Question

The dimensions of emf in MKS is
(A) $M{L}^{-1}{T}^{-2}{Q}^{-2}$
(B) $M{L}^2{T}^{-2}{Q}^{-2}$
(C) $ML{T}^{-2}{Q}^{-1}$
(D) $M{L}^2{T}^{-2}{Q}^{-1}$

Answer 1

Hint: The dimensional formula of emf i.e., electromotive force can be calculated using the formula $e={\displaystyle \frac{W}{Q}}$. This is the emf of the cell, i.e., the voltage developed by any source of electrical energy such as battery or dynamo.

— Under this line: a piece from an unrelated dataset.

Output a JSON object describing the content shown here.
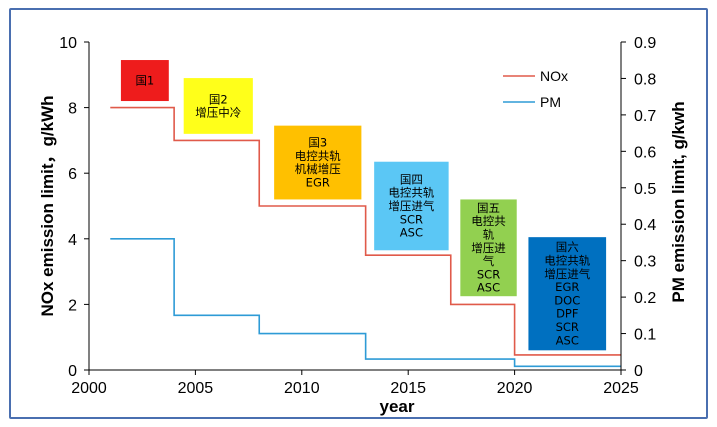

Complete step by step solution:
To calculate the dimensions of emf in MKS we use following formula
$e={\displaystyle \frac{W}{Q}}$ …..(1)
Where W = Work done
g = Charge

We must write each physical quantity used in its dimensional form.
W = Fd …..(2)
Where F = force, d = displacement
So, F = ma ….. (3)
Where m = mass, a = acceleration
Mass m = $[M]$ …..(4)
Acceleration $a={\displaystyle \frac{ch\arg einvel}{time}}$
vel $V=[L{T}^{-1}]$ …..(5)
Time $t=[T]$ …..(6)
From (4), (5), (6) $\to$ (3)
$F=[M]{\displaystyle \frac{[L{T}^{=1}]}{[T]}}=[ML{T}^{-2}]$ …...(7)
Displacement $d=[L]$ …...(8)
Put values from (7), (8) $\to$ equation (2)
$W=[ML{T}^{-2}][L]=[M{L}^2{T}^{-2}]$ …..(9)
Now charge $Q=[Q]$ ……(10)
Or we can take charge as coulomb also
Put values from equation (9), (10) $\to$ (1)
$e={\displaystyle \frac{[M{L}^2{T}^{-2}]}{Q}}$
$\boxed{{\displaystyle e=[M{L}^2{T}^{-2}{Q}^{-1}]}}$

Hence, option (D) is correct.

Note: Another method for solving this question would be by using the formula for induced emf i.e.,
$e={\displaystyle \frac{d{\varphi }_B}{dt}}$
Where ${\varphi }_B=$ Magnetic flux
${\varphi }_B=BA$
Where B = Magnetic field
A = Area
So, $e={\displaystyle \frac{d(BA)}{dt}}$
If N is no. of turns in coil then $e=N{\displaystyle \frac{d(BA)}{dt}}$

While solving dimensional formula questions students must note that energy physical quantity must be expressed in its absolute units only.